Colorado made more than $52 million in tax revenue from the sale of recreational marijuana last year, creating for some small business owners a booming and legitimate business.
Investors from all over the country are pouring into that state to take a bite out of this slightly intoxicating brownie, including the highly educated such as chemists and businessmen.
"This is big business now," High Times Magazine Editor Dan Skye said. "People are buying up huge properties. The gross sales increase dramatically every month."
Marijuana business owners struggle for legitimacy as the feds still outlaw it, and as such, business owners don't enjoy the tax breaks of other businesses, nor are they allowed to put their profits in the bank.

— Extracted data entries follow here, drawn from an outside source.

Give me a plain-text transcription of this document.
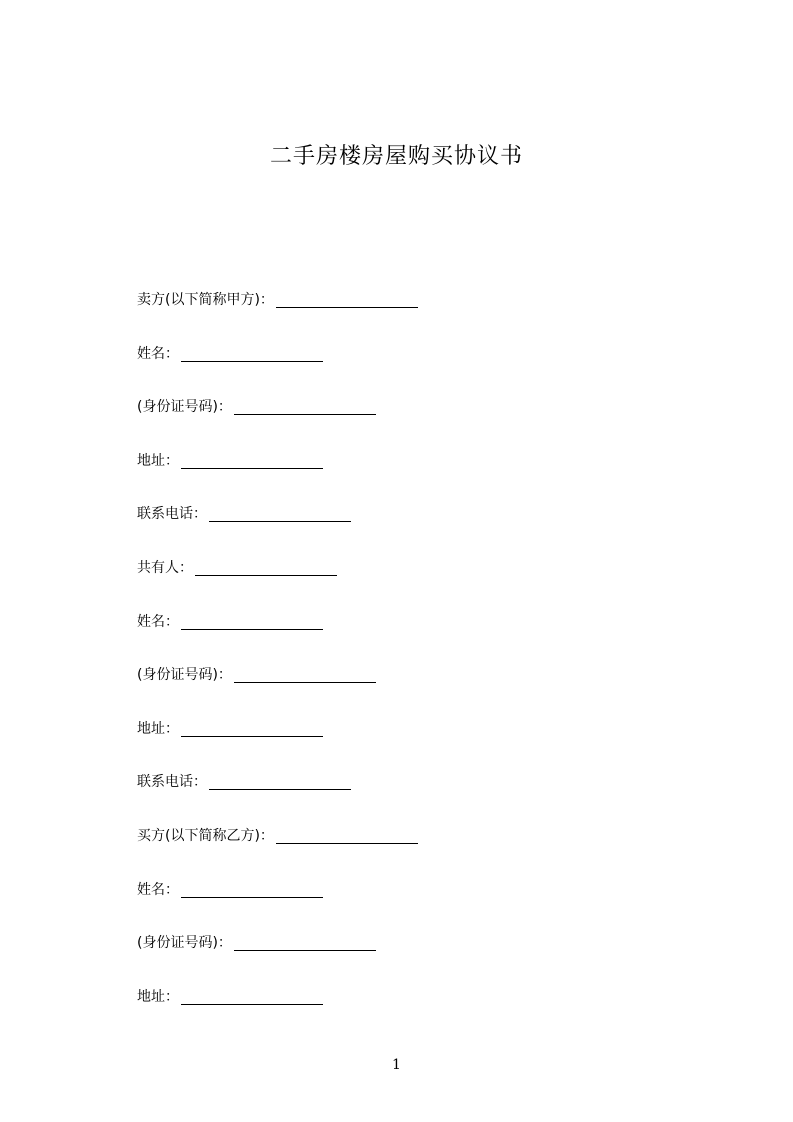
二手房楼房屋购买协议书
卖方(以下简称甲方)：
姓名：
(身份证号码)：
地址：
联系电话：
共有人：
姓名：
(身份证号码)：
地址：
联系电话：
买方(以下简称乙方)：
姓名：
(身份证号码)：
地址：
1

In Colorado, however, the pot business is booming and bringing in the revenues.
A study done by the state Department of Revenue found the demand for marijuana by Colorado residents over 21 was an estimated 121.4 metric tons in 2014. The demand by out of state visitors was an estimated 8.9 metric tons, making for a total of 130.3 metric tons sold in 2014.

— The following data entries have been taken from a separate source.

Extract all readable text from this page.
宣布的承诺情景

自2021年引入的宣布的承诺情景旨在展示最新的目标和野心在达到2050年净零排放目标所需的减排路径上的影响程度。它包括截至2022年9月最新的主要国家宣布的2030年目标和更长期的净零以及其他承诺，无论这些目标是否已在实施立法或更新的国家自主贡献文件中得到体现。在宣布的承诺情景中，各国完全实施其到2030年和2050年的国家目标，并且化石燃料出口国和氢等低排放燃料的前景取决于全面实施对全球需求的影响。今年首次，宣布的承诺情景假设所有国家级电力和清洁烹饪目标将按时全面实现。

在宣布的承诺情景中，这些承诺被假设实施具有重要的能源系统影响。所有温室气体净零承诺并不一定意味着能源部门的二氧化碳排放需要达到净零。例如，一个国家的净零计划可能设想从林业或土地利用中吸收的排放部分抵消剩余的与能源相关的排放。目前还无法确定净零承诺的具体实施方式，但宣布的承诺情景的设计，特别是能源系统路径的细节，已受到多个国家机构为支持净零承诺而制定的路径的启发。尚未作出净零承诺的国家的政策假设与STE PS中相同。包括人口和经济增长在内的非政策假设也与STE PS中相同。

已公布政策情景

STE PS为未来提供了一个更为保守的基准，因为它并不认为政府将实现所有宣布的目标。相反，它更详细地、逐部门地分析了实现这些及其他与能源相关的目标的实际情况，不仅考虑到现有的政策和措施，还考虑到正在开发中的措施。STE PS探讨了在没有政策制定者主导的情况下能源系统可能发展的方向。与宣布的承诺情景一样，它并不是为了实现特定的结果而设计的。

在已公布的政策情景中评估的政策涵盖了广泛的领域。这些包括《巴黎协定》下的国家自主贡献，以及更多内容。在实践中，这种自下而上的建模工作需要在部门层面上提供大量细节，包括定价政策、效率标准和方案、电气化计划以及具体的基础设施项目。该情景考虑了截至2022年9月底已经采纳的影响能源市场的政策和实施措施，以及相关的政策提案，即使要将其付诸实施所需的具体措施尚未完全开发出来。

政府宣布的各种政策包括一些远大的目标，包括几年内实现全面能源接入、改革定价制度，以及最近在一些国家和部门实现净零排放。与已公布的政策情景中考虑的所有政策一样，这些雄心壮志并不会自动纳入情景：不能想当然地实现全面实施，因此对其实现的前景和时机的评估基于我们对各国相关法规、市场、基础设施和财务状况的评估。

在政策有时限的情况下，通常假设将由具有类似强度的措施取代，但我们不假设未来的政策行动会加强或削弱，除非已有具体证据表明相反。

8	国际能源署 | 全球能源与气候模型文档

"People have this interpretation that there's a lot of people who use marijuana, but we found there was only 9 percent of the adult population that use it regularly," said Natriece Bryant, a communications specialist with the Colorado Department of Revenue.

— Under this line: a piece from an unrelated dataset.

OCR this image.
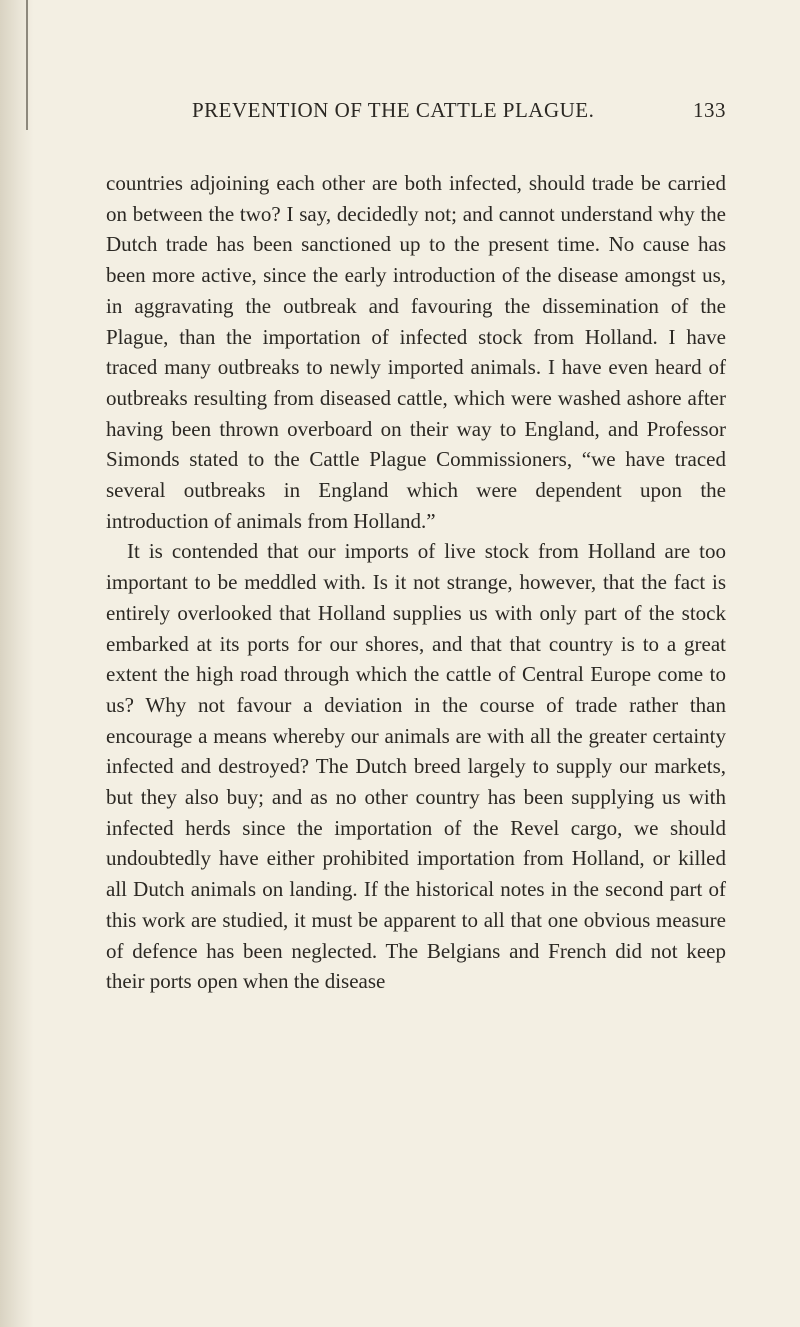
PREVENTION OF THE CATTLE PLAGUE.	133

countries adjoining each other are both infected, should trade be carried on between the two? I say, decidedly not; and cannot understand why the Dutch trade has been sanctioned up to the present time. No cause has been more active, since the early introduction of the disease amongst us, in aggravating the outbreak and favouring the dissemination of the Plague, than the importation of infected stock from Holland. I have traced many outbreaks to newly imported animals. I have even heard of outbreaks resulting from diseased cattle, which were washed ashore after having been thrown overboard on their way to England, and Professor Simonds stated to the Cattle Plague Commissioners, “we have traced several outbreaks in England which were dependent upon the introduction of animals from Holland.”

It is contended that our imports of live stock from Holland are too important to be meddled with. Is it not strange, however, that the fact is entirely overlooked that Holland supplies us with only part of the stock embarked at its ports for our shores, and that that country is to a great extent the high road through which the cattle of Central Europe come to us? Why not favour a deviation in the course of trade rather than encourage a means whereby our animals are with all the greater certainty infected and destroyed? The Dutch breed largely to supply our markets, but they also buy; and as no other country has been supplying us with infected herds since the importation of the Revel cargo, we should undoubtedly have either prohibited importation from Holland, or killed all Dutch animals on landing. If the historical notes in the second part of this work are studied, it must be apparent to all that one obvious measure of defence has been neglected. The Belgians and French did not keep their ports open when the disease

An estimated 487,000 adults consume marijuana once or more per month, Bryant said.
Bryant said the state last year brought in $63.4 million from taxes on marijuana sales alone, not including licensing fees. This broke down to $52.5 million from recreational sales and $10.8 million from medical sales. For recreational sales, the state charges a 15 percent excise tax and a special sales tax of 10 percent on top of the 2.9 percent general state sales tax.
Skye, who is based in New York, said there is still outside sentiment that marijuana continues to be a dangerous drug, but Colorado may be disproving that theory with the business its garnered with recreational sales.
People near and far are watching with bated breath as Colorado and Washington pave the way for future legalization and enough benefits have already been seen that other states have begun the process.
"We're under a microscope," said John Rotherham, the owner of Nature's Herbs and Wellness, 522 27th St., in Garden City. "The whole world wants us to fail."
Rotherham wants to run a legitimate business. He does not want the impression out there he is just providing drugs to the Harold and Kumar-type stoners.
"We run just like every other business does," Rotherham said. "But it's very tough. Trust me."
Since marijuana is still illegal at the federal level, Rotherham said he can't have a bank account linked to his business because it's considered drug money laundering. Marijuana businesses also are denied any tax deductions given to other businesses, Rotherham said.
Marijuana was outlawed in the 1930s, but the prohibition challenge began in 1996, when Oregon and California legalized medicinal marijuana. Since then, 23 states have legalized medical marijuana and four have legalized recreational use. Nature's Herbs and Wellness's head grower and manager Tucker Eldridge said they help many people now with medical marijuana and it's a profitable business on the recreation side.
While the negative stigma is easing some, Rotherham and Eldridge agree the fight is not over. But people are now realizing that marijuana isn't as bad as has been made out for several decades.
"It's not the threat that it was perceived to be for the past 70 years," Eldridge said.
Skye said there is nothing out there yet like Colorado's and Washington's weed stores, but other states are working toward it.
"We've got a lot of new blood coming into the industry," Skye said. "A lot of people who are experts in other fields."
At Nature's Herbs and Wellness, they already employ several experts from other industries, such as a chemist who helps make the edibles and oils. Nature's Herbs and Wellness helps between 300 and 400 patients on a daily basis, Eldridge said.
"There's no damage to the fabric of America," Skye said. "There's just more tax revenue and fewer people in jail."
Everything in a marijuana store is tracked in a state program. Each plant is tracked by a bar code from the time it's planted until it's sold, Eldridge explained.
Feb. 1 marked the start of new packaging requirements for edibles, so they are childproof -- something to which Rotherham was more than happy to adhere at Nature's Herbs and Wellness.
Rotherham said he wants to be compliant with these requirements, first, because his business is legitimate, and second, because he doesn't want children to get their hands on his product.
"We don't want children to get a hold of this as much as anybody else because it distracts from the legitimacy of our business," he said.
At this point, Rotherham, Eldridge and Skye all say there's no going back.
"The shift in people's thinking -- everybody realizes the war on drugs is costing too much money," Skye said.
The revenue has been significant.
"I don't see it going backward," Rotherham said. "They're seen the revenue. It's going to be hard to reverse that."
Plus, he said, everybody wants to be involved.
"Right now people are trying to expand," Skye said. "Everybody is trying to get bigger. They have big dreams."